Recently I had the pleasure of being invited to join a Forum led by Mike Betts which gathered church leaders involved in UK, the European continent, Mexico and Kenya. In each session news was shared from particular locations and my notes hint at some of the interesting, diverse and challenging situations in which people in Newfrontiers churches find themselves. Here are some extracts from my jottings:
Mexico
Bruce and Denise went to Mexico soon after the beginning of the new millennium. Initially they went to work with the street children in Guadalajara through the Oasis en-Gadi ministry. After 4 years contacting boys on the streets they began church planting in a poor area where the main source of income was brick making. Generally there was very bad health due to smoke from kilns and extreme poverty. Now there is the added problem of a large company moving in to make bricks, putting the small brick-makers out of business with the resulting loss of family income. (I plan to post a video interview with Bruce and Denise over the next few weeks)
Latvia
David and his family have laboured faithfully for 9 years and seen some small growth. Now, following the visit of a large YWAM team, they have been able to run an Alpha course for 70 people on Sunday mornings. Another Alpha of 1-200 is about to start!
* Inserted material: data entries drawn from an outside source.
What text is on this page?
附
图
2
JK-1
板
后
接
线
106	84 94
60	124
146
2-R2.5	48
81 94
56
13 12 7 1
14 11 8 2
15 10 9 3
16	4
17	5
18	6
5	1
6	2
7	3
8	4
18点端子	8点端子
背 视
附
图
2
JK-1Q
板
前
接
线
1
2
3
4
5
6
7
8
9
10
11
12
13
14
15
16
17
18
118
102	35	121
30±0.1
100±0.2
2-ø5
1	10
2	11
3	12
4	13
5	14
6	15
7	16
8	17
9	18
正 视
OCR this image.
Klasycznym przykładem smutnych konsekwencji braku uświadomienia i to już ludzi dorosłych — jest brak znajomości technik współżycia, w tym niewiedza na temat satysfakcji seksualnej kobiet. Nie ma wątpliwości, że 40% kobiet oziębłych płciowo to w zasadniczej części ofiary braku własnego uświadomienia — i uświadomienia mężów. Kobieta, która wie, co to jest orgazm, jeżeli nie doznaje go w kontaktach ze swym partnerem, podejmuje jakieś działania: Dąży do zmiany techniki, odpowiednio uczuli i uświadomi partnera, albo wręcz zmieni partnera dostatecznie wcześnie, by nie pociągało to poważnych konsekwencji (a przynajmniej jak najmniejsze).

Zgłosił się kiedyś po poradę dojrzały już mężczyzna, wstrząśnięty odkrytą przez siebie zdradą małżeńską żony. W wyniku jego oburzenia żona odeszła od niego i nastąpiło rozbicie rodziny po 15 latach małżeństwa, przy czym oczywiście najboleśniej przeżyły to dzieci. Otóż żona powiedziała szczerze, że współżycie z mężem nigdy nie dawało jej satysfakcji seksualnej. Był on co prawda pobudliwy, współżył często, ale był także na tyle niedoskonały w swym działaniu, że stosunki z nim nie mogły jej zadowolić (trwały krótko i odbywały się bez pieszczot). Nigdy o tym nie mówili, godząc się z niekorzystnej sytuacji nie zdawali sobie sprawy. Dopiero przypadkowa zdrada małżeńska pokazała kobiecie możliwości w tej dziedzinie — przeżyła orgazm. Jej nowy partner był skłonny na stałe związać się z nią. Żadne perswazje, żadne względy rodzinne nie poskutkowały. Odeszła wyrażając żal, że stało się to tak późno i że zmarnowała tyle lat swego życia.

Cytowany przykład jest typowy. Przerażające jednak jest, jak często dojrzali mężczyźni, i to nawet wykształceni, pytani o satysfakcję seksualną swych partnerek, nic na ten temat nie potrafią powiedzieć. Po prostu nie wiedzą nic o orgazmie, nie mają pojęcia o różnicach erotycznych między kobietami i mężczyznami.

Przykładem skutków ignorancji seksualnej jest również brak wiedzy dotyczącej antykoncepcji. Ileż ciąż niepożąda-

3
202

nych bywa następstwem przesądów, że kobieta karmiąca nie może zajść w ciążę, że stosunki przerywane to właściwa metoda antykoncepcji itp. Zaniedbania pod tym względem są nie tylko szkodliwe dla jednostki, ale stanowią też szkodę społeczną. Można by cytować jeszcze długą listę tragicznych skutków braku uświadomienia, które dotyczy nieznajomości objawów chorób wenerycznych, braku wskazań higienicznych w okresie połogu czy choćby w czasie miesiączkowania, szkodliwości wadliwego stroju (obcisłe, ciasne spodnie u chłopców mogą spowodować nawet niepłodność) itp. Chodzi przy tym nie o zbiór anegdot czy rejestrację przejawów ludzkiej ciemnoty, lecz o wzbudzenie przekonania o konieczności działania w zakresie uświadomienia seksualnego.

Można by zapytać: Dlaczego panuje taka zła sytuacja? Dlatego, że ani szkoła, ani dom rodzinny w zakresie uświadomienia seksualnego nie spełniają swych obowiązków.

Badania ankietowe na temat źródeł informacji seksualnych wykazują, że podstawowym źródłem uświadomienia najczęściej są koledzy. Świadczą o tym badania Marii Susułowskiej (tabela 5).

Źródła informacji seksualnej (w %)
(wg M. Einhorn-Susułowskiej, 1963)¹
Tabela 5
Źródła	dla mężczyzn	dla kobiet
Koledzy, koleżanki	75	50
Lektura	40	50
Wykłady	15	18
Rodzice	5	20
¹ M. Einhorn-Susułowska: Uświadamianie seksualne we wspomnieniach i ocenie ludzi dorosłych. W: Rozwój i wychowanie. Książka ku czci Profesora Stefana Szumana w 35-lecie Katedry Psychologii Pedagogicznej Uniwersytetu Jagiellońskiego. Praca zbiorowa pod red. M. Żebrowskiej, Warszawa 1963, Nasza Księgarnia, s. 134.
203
UK – Chafford Hundred (near Lakeside)
Dave has received great favour with local schools. He has also been given the youth club, attended by 120 of 160 from one year group. Schools have even provided a room for prayer! They approached the authorities to help in the playground where there were many instances of bullying. They now have a fulltime presence in the playground and bullying and petty crime have totally ceased!
Netherlands – Kroningen
This church of 350 has 25 language groups including many Indonesians; at Christmas 150 Indonesians attended! There are also Deaf groups. They are Church planting and hosting Alpha groups in homes.
Serbia
There are only 80 Christians in one city of 350k across two churches: one Newfrontiers and another legalistic baptist. Culturally, it is very difficult raising leaders due to communism; people were not taught to be decision-makers. There is the added challenge of a ‘shame’ culture where people say what they think you want to hear, not necessarily the truth.
Vlada tries to win people by saturating them with love and grace. They are planting into another city, also of 350 thousand, with an ex-drug addict as leader, and yet a further one of 50-60 thousand. Vlada also has a heart for Macedonia.
This is just a taster – there were also reports of encouraging developments in UK, China, Kenya and Stockholm (Sweden). I was very stimulated to meet these pioneering people. May Newfrontiers continue to be a family of pioneers as we press forward into a new season!